CC0 / / a man's nose
a man's nose - Sputnik International, 1920, 24.02.2022
Mount Sinai surgeons were stunned when they discovered a half-inch-long tooth growing out of a man’s right nostril. The 38-year-old went to doctors for help because he had trouble breathing- for several years, apparently. At first, doctors saw what was a deviated septum, as well as calcified septal spurs, and then they discovered something else.
This surprised and confused doctors because the man didn’t have a history of facial trauma or any other abnormalities corresponding to these growths, based on a report in The New England Journal of Medicine.

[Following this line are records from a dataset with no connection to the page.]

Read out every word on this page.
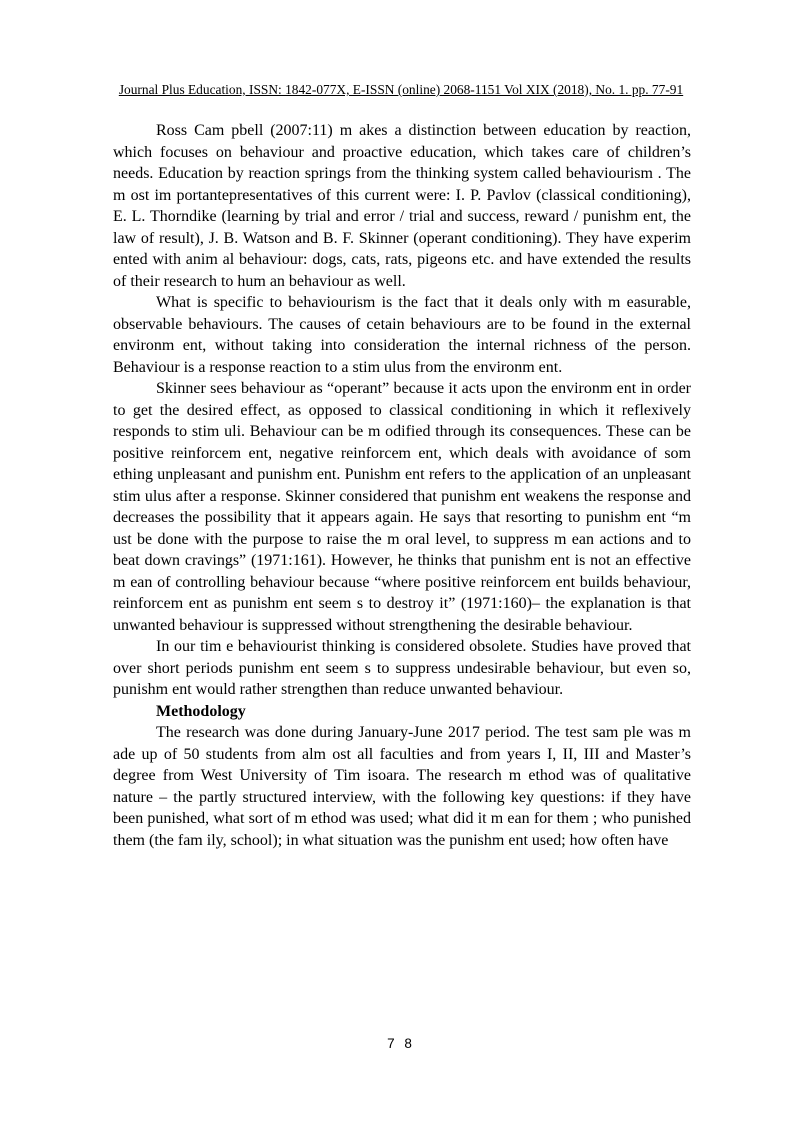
Journal Plus Education, ISSN: 1842-077X, E-ISSN (online) 2068-1151 Vol XIX (2018), No. 1. pp. 77-91

Ross Cam pbell (2007:11) m akes a distinction between education by reaction, which focuses on behaviour and proactive education, which takes care of children’s needs. Education by reaction springs from the thinking system called behaviourism . The m ost im portantepresentatives of this current were: I. P. Pavlov (classical conditioning), E. L. Thorndike (learning by trial and error / trial and success, reward / punishm ent, the law of result), J. B. Watson and B. F. Skinner (operant conditioning). They have experim ented with anim al behaviour: dogs, cats, rats, pigeons etc. and have extended the results of their research to hum an behaviour as well.

What is specific to behaviourism is the fact that it deals only with m easurable, observable behaviours. The causes of cetain behaviours are to be found in the external environm ent, without taking into consideration the internal richness of the person. Behaviour is a response reaction to a stim ulus from the environm ent.

Skinner sees behaviour as “operant” because it acts upon the environm ent in order to get the desired effect, as opposed to classical conditioning in which it reflexively responds to stim uli. Behaviour can be m odified through its consequences. These can be positive reinforcem ent, negative reinforcem ent, which deals with avoidance of som ething unpleasant and punishm ent. Punishm ent refers to the application of an unpleasant stim ulus after a response. Skinner considered that punishm ent weakens the response and decreases the possibility that it appears again. He says that resorting to punishm ent “m ust be done with the purpose to raise the m oral level, to suppress m ean actions and to beat down cravings” (1971:161). However, he thinks that punishm ent is not an effective m ean of controlling behaviour because “where positive reinforcem ent builds behaviour, reinforcem ent as punishm ent seem s to destroy it” (1971:160)– the explanation is that unwanted behaviour is suppressed without strengthening the desirable behaviour.

In our tim e behaviourist thinking is considered obsolete. Studies have proved that over short periods punishm ent seem s to suppress undesirable behaviour, but even so, punishm ent would rather strengthen than reduce unwanted behaviour.

Methodology

The research was done during January-June 2017 period. The test sam ple was m ade up of 50 students from alm ost all faculties and from years I, II, III and Master’s degree from West University of Tim isoara. The research m ethod was of qualitative nature – the partly structured interview, with the following key questions: if they have been punished, what sort of m ethod was used; what did it m ean for them ; who punished them (the fam ily, school); in what situation was the punishm ent used; how often have

7 8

Surgeons Sagar Khanna and Michael Turner performed a rhinoscopy, which uses a light and a lens so that doctors can see inside a patient’s nasal passages. This is when they discovered “a hard, non-tender, white mass was observed in the floor of the right nostril.”
Using x-rays or an ultrasound, the doctors could confirm their finding to be an “ectopic tooth in the nasal cavity.” An ectopic tooth is similar to impacted teeth, the only difference being that ectopic teeth show up where they shouldn’t, like a man’s nose, for instance.
It’s extremely rare though, for something like this to occur. Ectopic intranasal teeth occur for 0.1% to 1% of the population. They are more common among those with cleft lips. It is not evident in this case what was responsible for the growth of the tooth.
According to the National Health Service (NHS) Queen Victoria Hospital in Grinstead, England, ectopic teeth are when “one or more teeth develop in the wrong position, end up getting stuck and remain buried in the jawbone under the gum. The most common ectopic teeth are the canine teeth in the upper jaw.”
“The main risk of this is that the tooth can bump into the roots of other adult teeth and cause damage. Sometimes this can make them feel wobbly and eventually need to be removed. A cyst can also form around the buried tooth,” says the NHS.
Some people have a baby tooth left in their mouth, which has not been naturally pushed out by the buried adult tooth. This baby tooth over time may eventually be lost, leaving a gap or require further dental treatment to replace it.
When the surgeons removed the New Yorker’s tooth from his naval cavity, they discovered that it measured at 14 mm in length. Thankfully, the man did not suffer any complications after the surgery and is no longer having trouble breathing.